On graduation day, one young woman who was among those to receive their certificates captured everyone’s attention. She had both her lower arms missing, and as her certificate was placed under her armpit, Emine timidly asked her instructor to get the sheet of paper she kept in her pocket. It was a thank-you letter written to the person who taught her to read and write.
We couldn’t help but think, “She could read, yes, but how could she possibly write?” The instructor thanked her for her lovely letter, and also thanked the friend who had helped her write it, at which point Emine was furious.
“I wrote it myself,” she protested, “give me a pencil and a piece of paper, and I’ll show you how.”
And to our amazement, she wrote down the first sentence of her letter using a pencil she clutched between her toes.
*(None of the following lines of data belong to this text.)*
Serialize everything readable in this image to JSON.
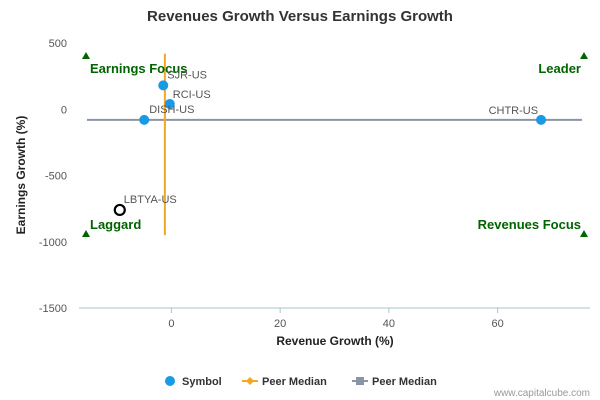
{
  "chart_data": {
    "type": "scatter",
    "title": "Revenues Growth Versus Earnings Growth",
    "xlabel": "Revenue Growth (%)",
    "ylabel": "Earnings Growth (%)",
    "xlim": [
      -17,
      77
    ],
    "ylim": [
      -1500,
      500
    ],
    "x_ticks": [
      0,
      20,
      40,
      60
    ],
    "x_tick_labels": [
      "0",
      "20",
      "40",
      "60"
    ],
    "y_ticks": [
      500,
      0,
      -500,
      -1000,
      -1500
    ],
    "y_tick_labels": [
      "500",
      "0",
      "-500",
      "-1000",
      "-1500"
    ],
    "grid": false,
    "points": [
      {
        "label": "SJR-US",
        "x": -1.5,
        "y": 180,
        "style": "peer"
      },
      {
        "label": "RCI-US",
        "x": -0.3,
        "y": 40,
        "style": "peer"
      },
      {
        "label": "DISH-US",
        "x": -5,
        "y": -80,
        "style": "peer"
      },
      {
        "label": "CHTR-US",
        "x": 68,
        "y": -80,
        "style": "peer"
      },
      {
        "label": "LBTYA-US",
        "x": -9.5,
        "y": -760,
        "style": "subject"
      }
    ],
    "peer_median_x": -1.2,
    "peer_median_x_span": [
      -950,
      420
    ],
    "peer_median_y": -80,
    "quadrant_labels": {
      "top_left": "Earnings Focus",
      "top_right": "Leader",
      "bottom_left": "Laggard",
      "bottom_right": "Revenues Focus"
    },
    "legend": {
      "position": "bottom",
      "items": [
        {
          "label": "Symbol",
          "marker": "circle",
          "color": "#1a9ae6"
        },
        {
          "label": "Peer Median",
          "marker": "diamond",
          "color": "#f5a623"
        },
        {
          "label": "Peer Median",
          "marker": "square",
          "color": "#8a94a6"
        }
      ]
    },
    "colors": {
      "point": "#1a9ae6",
      "subject_stroke": "#000000",
      "vline": "#f5a623",
      "hline": "#8a94a6",
      "quadrant": "#006400",
      "axis": "#a8c4cc"
    }
  },
  "credit": "www.capitalcube.com"
}
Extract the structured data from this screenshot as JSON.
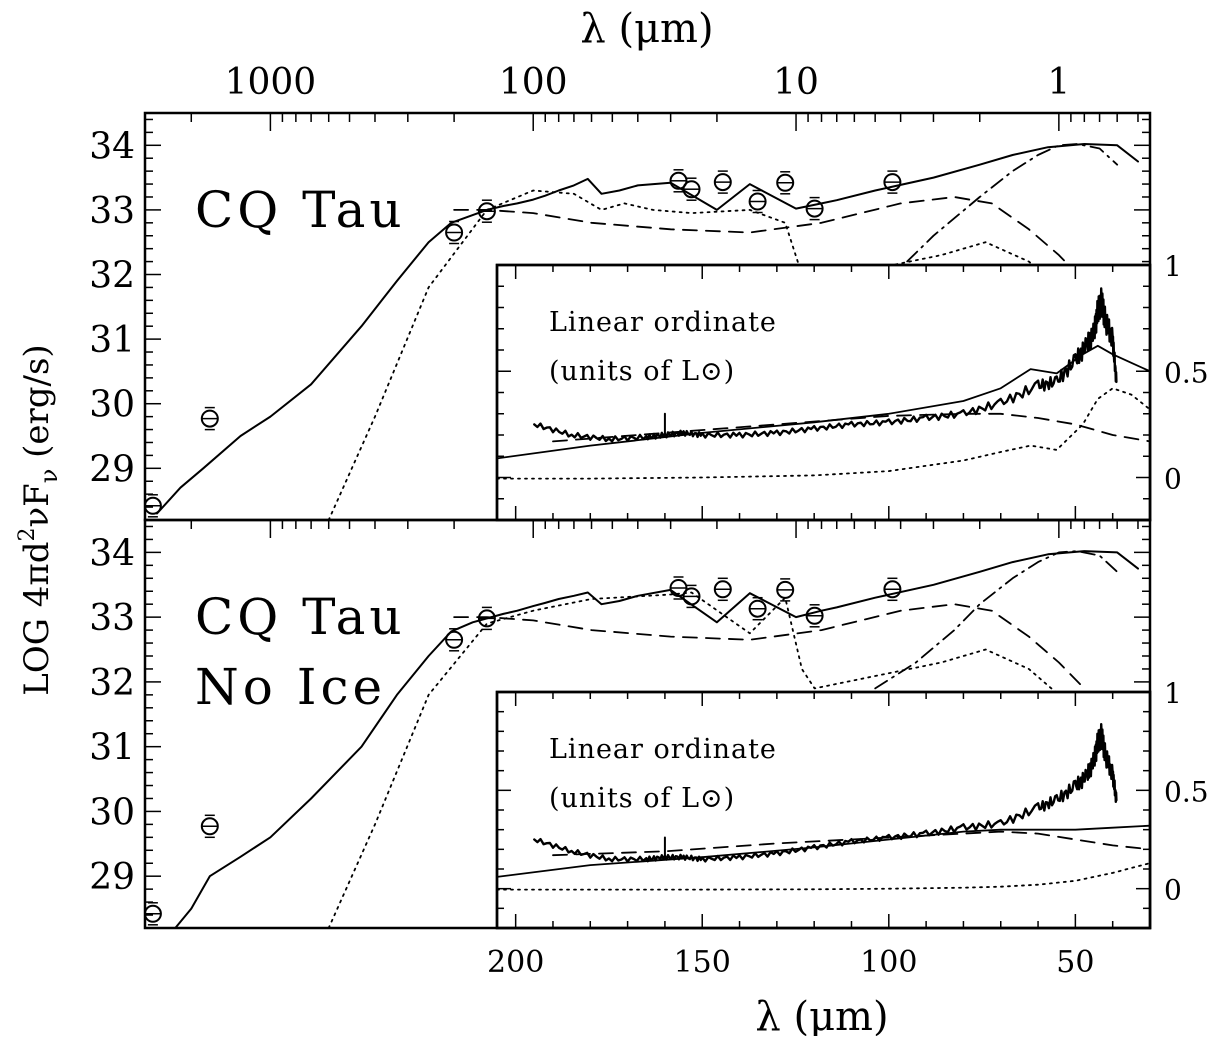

As we tried hard to hold back the tears and overcome our astonishment, her classmates were cheering and applauding.
A Rotary moment is when the magic happens.
If you’re curious, the sequel to this story went like this: The Istanbul Rotary Club fitted Emine with state-of-the-art prosthetic arms, which operated by receiving and interpreting signals from her brain. She started to wear a watch, something she had longed for all her life. She continued to work hard on her literacy skills, and finally become a CLE teacher herself.
Emine writes with her feet, in a photo from the July 2006 The Rotarian. Photo by Monika Lozinska. The Rotarian published Emine’s story in 2006, and she was invited by 2006-07 RI President Bill Boyd to the Convention. Her address made many more Rotary moments for members in the audience.
Adapted from a speech given at the 2014 International Assembly in San Diego, California.